WWII-Era Banjolele Restoration
A customer brought in this cool WWII-Era Banjolele and wanted us to check it out and see if it was something we could restore.
The instrument was in rough shape but not unsalvageable. There was rust covering most of the metal components and the banjo head had a large tear on the right side.
We started by disassembling the instrument. This allows us to address all of the pieces in a more complete and efficient manor. The neck is in pretty good shape but mostly dirty. We will just be cleaning it before moving on to the body.
We address the metal pieces by polishing them with steel wool. This makes them look and feel much nicer and ensures they will work properly and last longer.
Here we have started polishing the flange, the large metal ring attached to the resonator. You can see the difference between the front and rear of the flange, as well as on the smaller pieces that have already been completed.
The most crucial part of this repair was replacing the banjo head. Keeping in line with the original, we used calf skin for the replacement. Some banjo heads are made of plastic or other similar materials. In order to replace the head, the skin needs to be soaked in water and then lightly dried off, allowing the skin to stretch without tearing.

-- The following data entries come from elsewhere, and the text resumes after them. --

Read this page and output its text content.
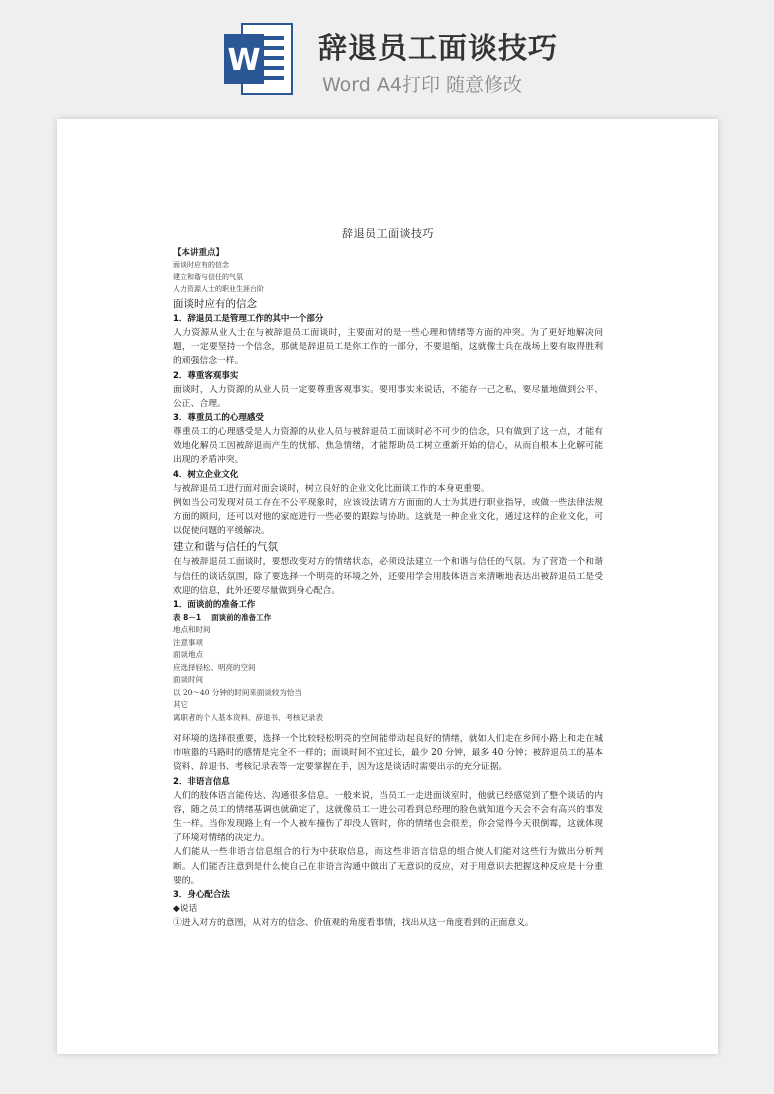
W 辞退员工面谈技巧
Word A4打印 随意修改
辞退员工面谈技巧
【本讲重点】
面谈时应有的信念
建立和谐与信任的气氛
人力资源人士的职业生涯台阶
面谈时应有的信念
1．辞退员工是管理工作的其中一个部分
人力资源从业人士在与被辞退员工面谈时，主要面对的是一些心理和情绪等方面的冲突。为了更好地解决问题，一定要坚持一个信念，那就是辞退员工是你工作的一部分，不要退缩，这就像士兵在战场上要有取得胜利的顽强信念一样。
2．尊重客观事实
面谈时，人力资源的从业人员一定要尊重客观事实。要用事实来说话，不能存一己之私，要尽量地做到公平、公正、合理。
3．尊重员工的心理感受
尊重员工的心理感受是人力资源的从业人员与被辞退员工面谈时必不可少的信念，只有做到了这一点，才能有效地化解员工因被辞退而产生的忧郁、焦急情绪，才能帮助员工树立重新开始的信心，从而自根本上化解可能出现的矛盾冲突。
4．树立企业文化
与被辞退员工进行面对面会谈时，树立良好的企业文化比面谈工作的本身更重要。
例如当公司发现对员工存在不公平现象时，应该设法请方方面面的人士为其进行职业指导，或做一些法律法规方面的顾问，还可以对他的家庭进行一些必要的跟踪与协助。这就是一种企业文化，通过这样的企业文化，可以促使问题的平缓解决。
建立和谐与信任的气氛
在与被辞退员工面谈时，要想改变对方的情绪状态，必须设法建立一个和谐与信任的气氛。为了营造一个和谐与信任的谈话氛围，除了要选择一个明亮的环境之外，还要用学会用肢体语言来清晰地表达出被辞退员工是受欢迎的信息，此外还要尽量做到身心配合。
1．面谈前的准备工作
表 8－1　 面谈前的准备工作
地点和时间
注意事项
面谈地点
应选择轻松、明亮的空间
面谈时间
以 20～40 分钟的时间来面谈较为恰当
其它
离职者的个人基本资料、辞退书、考核记录表
对环境的选择很重要，选择一个比较轻松明亮的空间能带动起良好的情绪，就如人们走在乡间小路上和走在城市喧嚣的马路时的感情是完全不一样的；面谈时间不宜过长，最少 20 分钟，最多 40 分钟；被辞退员工的基本资料、辞退书、考核记录表等一定要掌握在手，因为这是谈话时需要出示的充分证据。
2．非语言信息
人们的肢体语言能传达、沟通很多信息。一般来说，当员工一走进面谈室时，他就已经感觉到了整个谈话的内容，随之员工的情绪基调也就确定了，这就像员工一进公司看到总经理的脸色就知道今天会不会有高兴的事发生一样。当你发现路上有一个人被车撞伤了却没人管时，你的情绪也会很差，你会觉得今天很倒霉，这就体现了环境对情绪的决定力。
人们能从一些非语言信息组合的行为中获取信息，而这些非语言信息的组合使人们能对这些行为做出分析判断。人们能否注意到是什么使自己在非语言沟通中做出了无意识的反应，对于用意识去把握这种反应是十分重要的。
3．身心配合法
◆说话
①进入对方的意图，从对方的信念、价值观的角度看事情，找出从这一角度看到的正面意义。
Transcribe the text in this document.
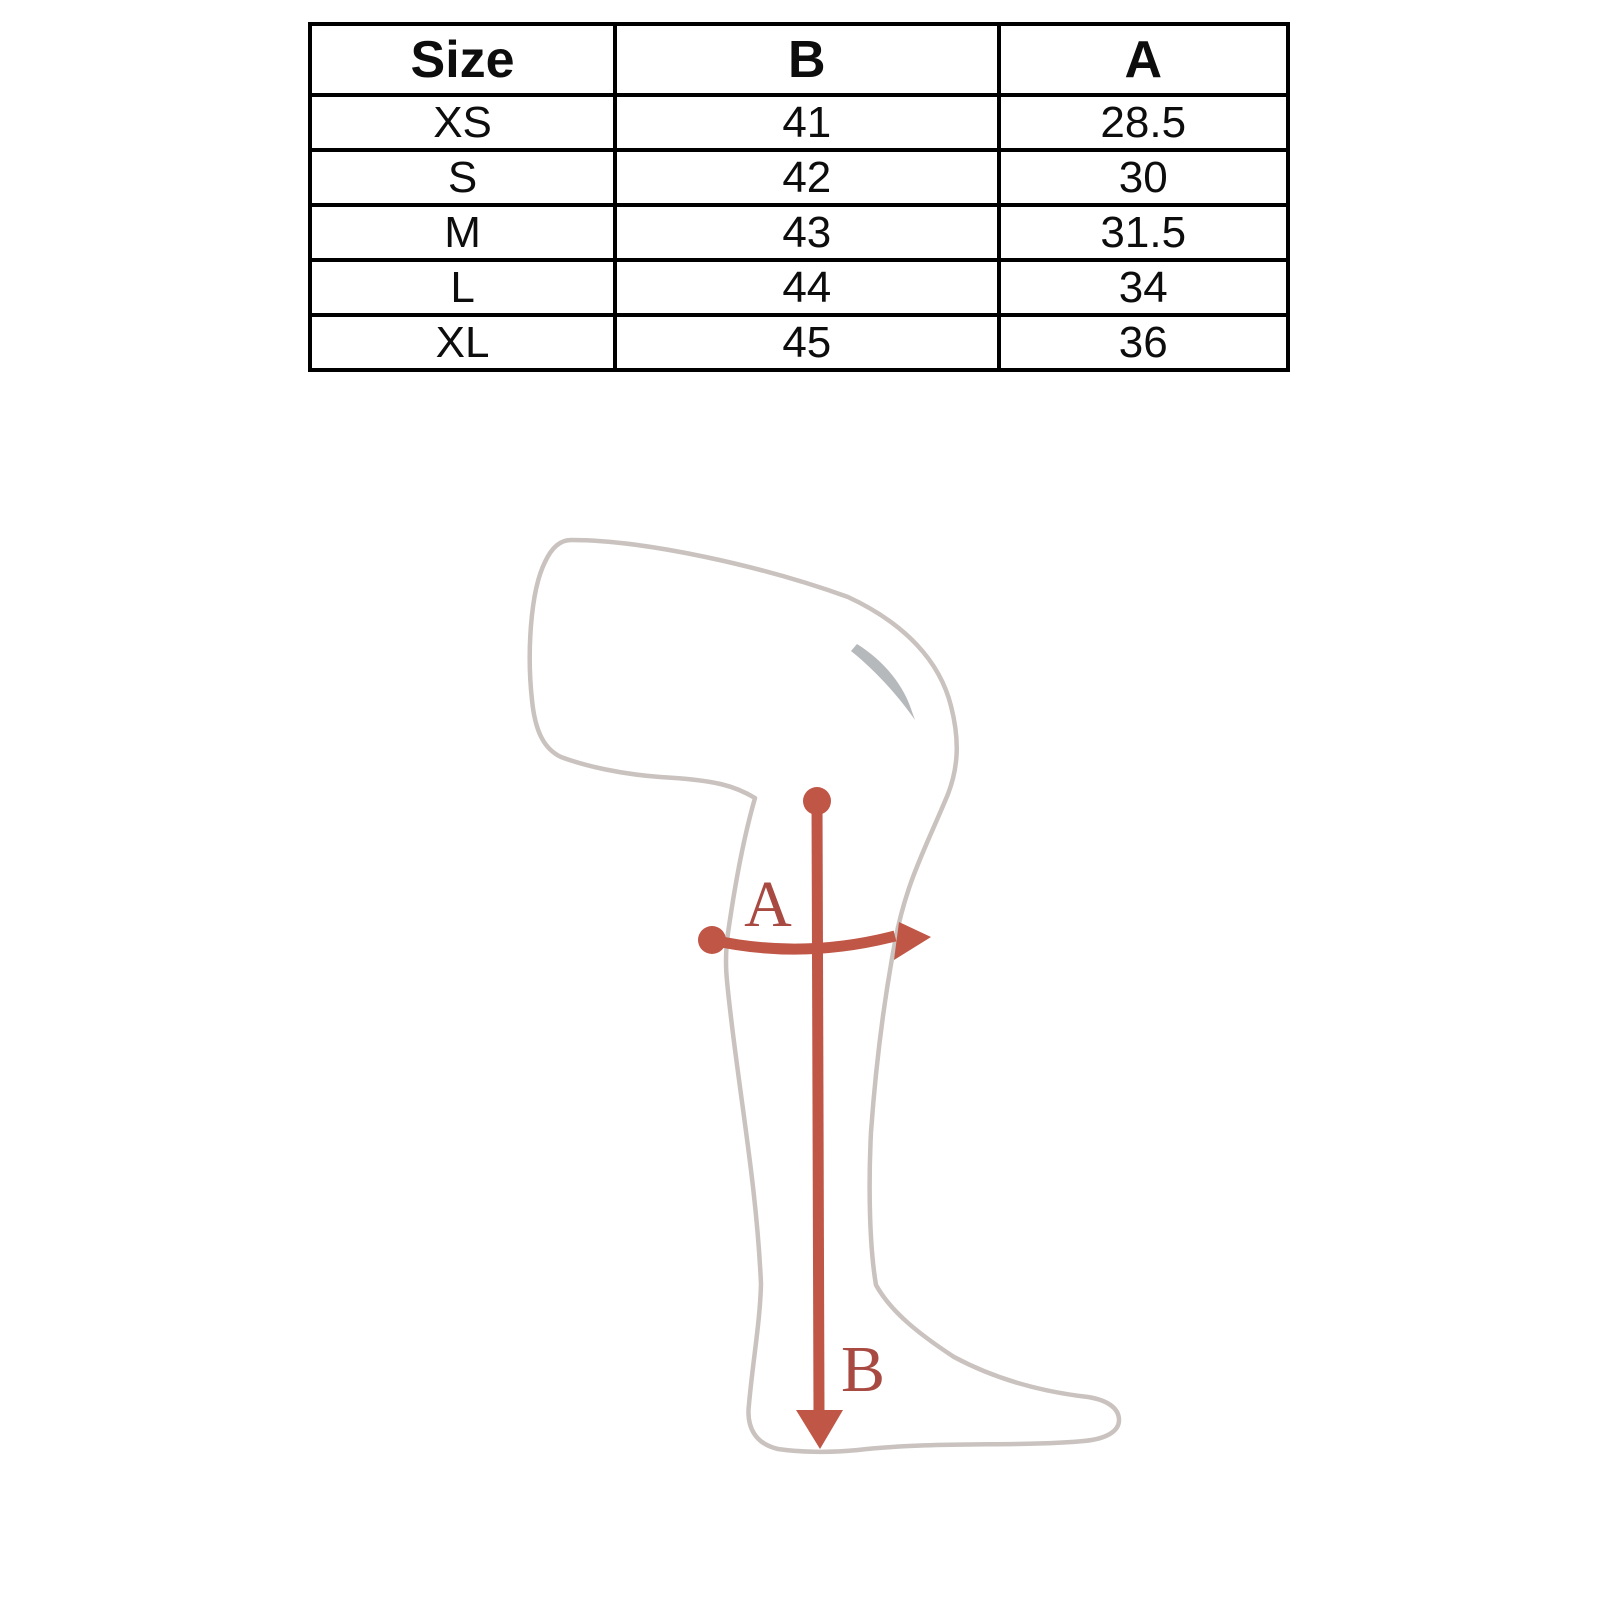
Size	B	A
XS	41	28.5
S	42	30
M	43	31.5
L	44	34
XL	45	36
A
B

In this instrument, the head has three rings that are part to the assembly process. The tone ring sits between the head and the wood of the body, it acts as a bearing surface for the head and affects the overall tone of the instrument. The next is the flesh hoop, used with heads made of skin. The skin is draped over the rim and then the flesh hoop is fitted around it. the excess skin is then folded back towards the top, encasing the hoop in the head material. The last is the tension hoop, which is the large ring that the hooks attach to. It is placed outside of the skin and rests on the flesh hoop.
As the nuts are turned, the hooks pull on the tension hoop which, in turn, pulls the flesh hoop, tightening the head. This has to be done in a specific pattern to ensure even stretching. The trick is to stop at just the right moment because, as the skin dries, it shrinks. This will tighten the head even more but, if it is too tight when this happens, it can tear.